CHICAGO — A decades-old switching point just north of Union Station was removed in recent days to prevent more Metra and Amtrak train derailments, the Chicago Sun-Times reported.
“We’ve had three derailments, and they’ve all happened in basically the same area,” said Metra Deputy Executive Director Rick Tidwell.
After the most recent incident, which occurred last Thursday and involved a Seattle-bound Amtrak train, the switching area was replaced with track that “goes in a straight line” without a “transition point,” said Vaughn Stoner, Metra’s chief operations officer.
The change is “an engineering solution that’s been put in place to take away the opportunity for this to ever happen again,” Tidwell said, adding it shouldn’t noticeably affect service. “Amtrak decided and we agreed, take it out, let’s operate without it.”
Kathleen Cantillon, an Amtrak spokeswoman, said of the work: “It was basically planned all along; we just accelerated the plan.”
The switch was located under an overhang hundreds of feet north of the “bumping post” at Union Station, which is owned by Amtrak and used by the passenger railroad and Metra, the commuter rail agency.
The switch layout, the curve it was on and a worn wheel flange on the Amtrak train contributed to Thursday’s derailment, which resulted in no injuries but snarled rail traffic for hours, according to local and federal officials.
“When the right conditions exist, you put an awful lot of pressure on that [eastern] rail,” said Tidwell. Although the switch and train wheel were factors in the derailment, “neither of the conditions were noncompliant with our regulations,” said Federal Railroad Administration spokesman Warren Flatau. As a result, Amtrak will not face penalties, he said.

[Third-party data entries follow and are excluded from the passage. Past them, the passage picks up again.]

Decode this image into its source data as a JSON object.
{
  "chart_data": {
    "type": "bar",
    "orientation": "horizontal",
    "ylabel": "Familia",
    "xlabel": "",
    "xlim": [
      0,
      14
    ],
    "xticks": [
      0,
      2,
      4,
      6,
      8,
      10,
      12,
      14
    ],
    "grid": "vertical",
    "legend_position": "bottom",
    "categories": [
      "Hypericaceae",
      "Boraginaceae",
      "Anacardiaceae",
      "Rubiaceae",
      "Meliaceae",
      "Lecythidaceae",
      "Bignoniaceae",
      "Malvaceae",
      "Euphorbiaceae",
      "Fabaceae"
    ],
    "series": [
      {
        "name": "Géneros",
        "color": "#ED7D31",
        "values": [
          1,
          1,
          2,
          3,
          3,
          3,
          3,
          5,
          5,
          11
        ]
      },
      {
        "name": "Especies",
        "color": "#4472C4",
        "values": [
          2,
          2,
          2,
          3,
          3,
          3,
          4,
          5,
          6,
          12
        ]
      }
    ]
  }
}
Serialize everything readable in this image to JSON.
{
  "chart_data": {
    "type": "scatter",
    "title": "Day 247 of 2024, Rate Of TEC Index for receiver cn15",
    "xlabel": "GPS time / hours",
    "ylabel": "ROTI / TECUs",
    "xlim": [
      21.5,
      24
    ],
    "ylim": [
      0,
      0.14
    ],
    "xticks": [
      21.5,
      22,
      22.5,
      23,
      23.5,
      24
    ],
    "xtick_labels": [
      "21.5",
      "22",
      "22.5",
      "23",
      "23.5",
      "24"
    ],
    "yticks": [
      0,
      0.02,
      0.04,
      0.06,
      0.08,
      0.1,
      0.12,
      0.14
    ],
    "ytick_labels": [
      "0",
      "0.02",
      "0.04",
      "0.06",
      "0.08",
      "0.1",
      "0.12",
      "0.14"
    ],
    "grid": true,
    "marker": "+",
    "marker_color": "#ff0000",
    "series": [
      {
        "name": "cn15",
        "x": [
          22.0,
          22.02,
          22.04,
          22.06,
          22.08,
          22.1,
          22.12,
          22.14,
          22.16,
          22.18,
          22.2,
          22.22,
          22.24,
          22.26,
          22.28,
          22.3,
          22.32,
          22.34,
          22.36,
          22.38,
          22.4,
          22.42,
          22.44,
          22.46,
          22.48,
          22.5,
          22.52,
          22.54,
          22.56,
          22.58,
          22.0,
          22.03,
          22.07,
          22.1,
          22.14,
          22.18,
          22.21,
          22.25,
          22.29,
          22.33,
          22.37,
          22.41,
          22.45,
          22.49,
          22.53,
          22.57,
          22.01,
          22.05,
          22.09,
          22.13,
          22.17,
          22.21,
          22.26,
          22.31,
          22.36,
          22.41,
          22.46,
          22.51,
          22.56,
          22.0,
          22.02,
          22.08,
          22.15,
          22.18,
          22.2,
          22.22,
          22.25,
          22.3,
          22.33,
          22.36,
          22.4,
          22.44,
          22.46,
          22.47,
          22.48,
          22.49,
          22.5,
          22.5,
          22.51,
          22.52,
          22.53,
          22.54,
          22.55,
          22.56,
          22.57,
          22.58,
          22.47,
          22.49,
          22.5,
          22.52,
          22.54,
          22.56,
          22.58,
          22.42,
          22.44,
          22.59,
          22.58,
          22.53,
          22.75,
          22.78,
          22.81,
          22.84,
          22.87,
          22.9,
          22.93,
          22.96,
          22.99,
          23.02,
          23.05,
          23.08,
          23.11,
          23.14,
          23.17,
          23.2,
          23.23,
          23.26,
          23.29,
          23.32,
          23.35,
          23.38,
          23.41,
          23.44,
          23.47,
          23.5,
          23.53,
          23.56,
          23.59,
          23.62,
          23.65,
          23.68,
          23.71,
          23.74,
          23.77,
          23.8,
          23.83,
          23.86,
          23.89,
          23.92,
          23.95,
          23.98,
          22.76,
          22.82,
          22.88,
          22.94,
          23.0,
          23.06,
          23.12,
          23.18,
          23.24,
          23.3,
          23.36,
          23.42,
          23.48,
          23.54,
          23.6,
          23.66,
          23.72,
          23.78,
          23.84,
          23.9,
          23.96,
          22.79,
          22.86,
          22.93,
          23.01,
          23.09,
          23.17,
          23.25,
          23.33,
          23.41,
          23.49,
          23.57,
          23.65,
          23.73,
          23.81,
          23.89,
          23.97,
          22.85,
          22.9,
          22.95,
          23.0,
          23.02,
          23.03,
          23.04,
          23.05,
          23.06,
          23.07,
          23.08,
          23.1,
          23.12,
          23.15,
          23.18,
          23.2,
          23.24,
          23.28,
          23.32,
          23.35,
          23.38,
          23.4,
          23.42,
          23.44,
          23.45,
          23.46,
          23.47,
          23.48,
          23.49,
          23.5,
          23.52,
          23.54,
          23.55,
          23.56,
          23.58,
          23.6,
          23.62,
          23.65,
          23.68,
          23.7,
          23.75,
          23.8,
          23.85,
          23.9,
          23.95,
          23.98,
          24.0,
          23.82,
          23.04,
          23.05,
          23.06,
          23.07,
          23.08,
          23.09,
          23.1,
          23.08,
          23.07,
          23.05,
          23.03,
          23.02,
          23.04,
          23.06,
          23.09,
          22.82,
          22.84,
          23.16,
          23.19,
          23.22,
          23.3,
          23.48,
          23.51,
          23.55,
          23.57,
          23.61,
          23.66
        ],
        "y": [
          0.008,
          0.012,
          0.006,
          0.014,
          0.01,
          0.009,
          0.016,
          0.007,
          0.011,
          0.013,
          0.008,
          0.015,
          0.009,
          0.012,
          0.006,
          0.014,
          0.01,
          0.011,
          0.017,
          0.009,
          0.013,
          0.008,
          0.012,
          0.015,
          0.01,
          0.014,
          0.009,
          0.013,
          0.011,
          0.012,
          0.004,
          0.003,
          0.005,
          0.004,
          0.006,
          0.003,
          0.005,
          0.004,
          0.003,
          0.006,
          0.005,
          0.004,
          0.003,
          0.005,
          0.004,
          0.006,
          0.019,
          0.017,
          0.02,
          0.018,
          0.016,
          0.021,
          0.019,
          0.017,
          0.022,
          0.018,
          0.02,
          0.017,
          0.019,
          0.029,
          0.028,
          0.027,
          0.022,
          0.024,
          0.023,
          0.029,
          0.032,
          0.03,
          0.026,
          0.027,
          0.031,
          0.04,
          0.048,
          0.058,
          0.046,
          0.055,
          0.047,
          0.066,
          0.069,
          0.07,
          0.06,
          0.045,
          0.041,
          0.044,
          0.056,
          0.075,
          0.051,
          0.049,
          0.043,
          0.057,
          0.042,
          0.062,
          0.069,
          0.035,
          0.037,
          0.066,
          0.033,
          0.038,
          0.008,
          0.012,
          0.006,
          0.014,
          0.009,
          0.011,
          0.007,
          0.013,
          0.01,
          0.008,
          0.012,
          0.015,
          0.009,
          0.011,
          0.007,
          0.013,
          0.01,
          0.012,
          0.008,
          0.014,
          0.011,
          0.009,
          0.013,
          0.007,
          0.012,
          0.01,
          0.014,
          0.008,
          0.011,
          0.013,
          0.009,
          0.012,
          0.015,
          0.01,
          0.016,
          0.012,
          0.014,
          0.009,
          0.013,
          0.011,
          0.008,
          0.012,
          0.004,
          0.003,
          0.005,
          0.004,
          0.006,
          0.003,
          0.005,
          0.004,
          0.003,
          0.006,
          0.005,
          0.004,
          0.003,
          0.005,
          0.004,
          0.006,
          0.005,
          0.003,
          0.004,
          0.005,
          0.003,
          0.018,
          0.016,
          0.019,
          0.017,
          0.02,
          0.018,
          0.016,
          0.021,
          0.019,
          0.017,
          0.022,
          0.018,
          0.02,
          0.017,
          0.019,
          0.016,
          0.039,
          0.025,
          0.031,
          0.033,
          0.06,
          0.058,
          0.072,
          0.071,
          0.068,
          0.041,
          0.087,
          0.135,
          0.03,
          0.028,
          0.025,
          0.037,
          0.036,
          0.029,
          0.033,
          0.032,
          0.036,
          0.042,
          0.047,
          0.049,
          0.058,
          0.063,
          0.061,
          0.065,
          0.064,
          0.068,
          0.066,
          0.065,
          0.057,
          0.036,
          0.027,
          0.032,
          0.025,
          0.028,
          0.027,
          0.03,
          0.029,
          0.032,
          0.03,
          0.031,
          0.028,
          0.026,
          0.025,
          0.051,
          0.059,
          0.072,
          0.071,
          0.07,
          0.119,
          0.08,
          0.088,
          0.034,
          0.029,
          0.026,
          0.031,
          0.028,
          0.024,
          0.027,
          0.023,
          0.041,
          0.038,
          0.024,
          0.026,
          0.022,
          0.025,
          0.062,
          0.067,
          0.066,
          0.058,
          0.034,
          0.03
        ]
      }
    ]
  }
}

The switch removal was accelerated under a five-year, $80 million improvement project under way on the north end of Union Station, said Metra spokeswoman Susana Leyva. That effort involves the reconstruction of switches and crossovers, plus the installation of new switch heaters, ties and rail. Much of that work is being done during off-peak hours and the warmer months, officials said.
Metra runs 126 trains each weekday on the Milwaukee District North and West lines, and North Central Service Line, through that area.
Amtrak operates its Seattle- and Milwaukee-bound trains from the north end.
Of the three derailments, two involved Metra and one Amtrak. They all occurred this year.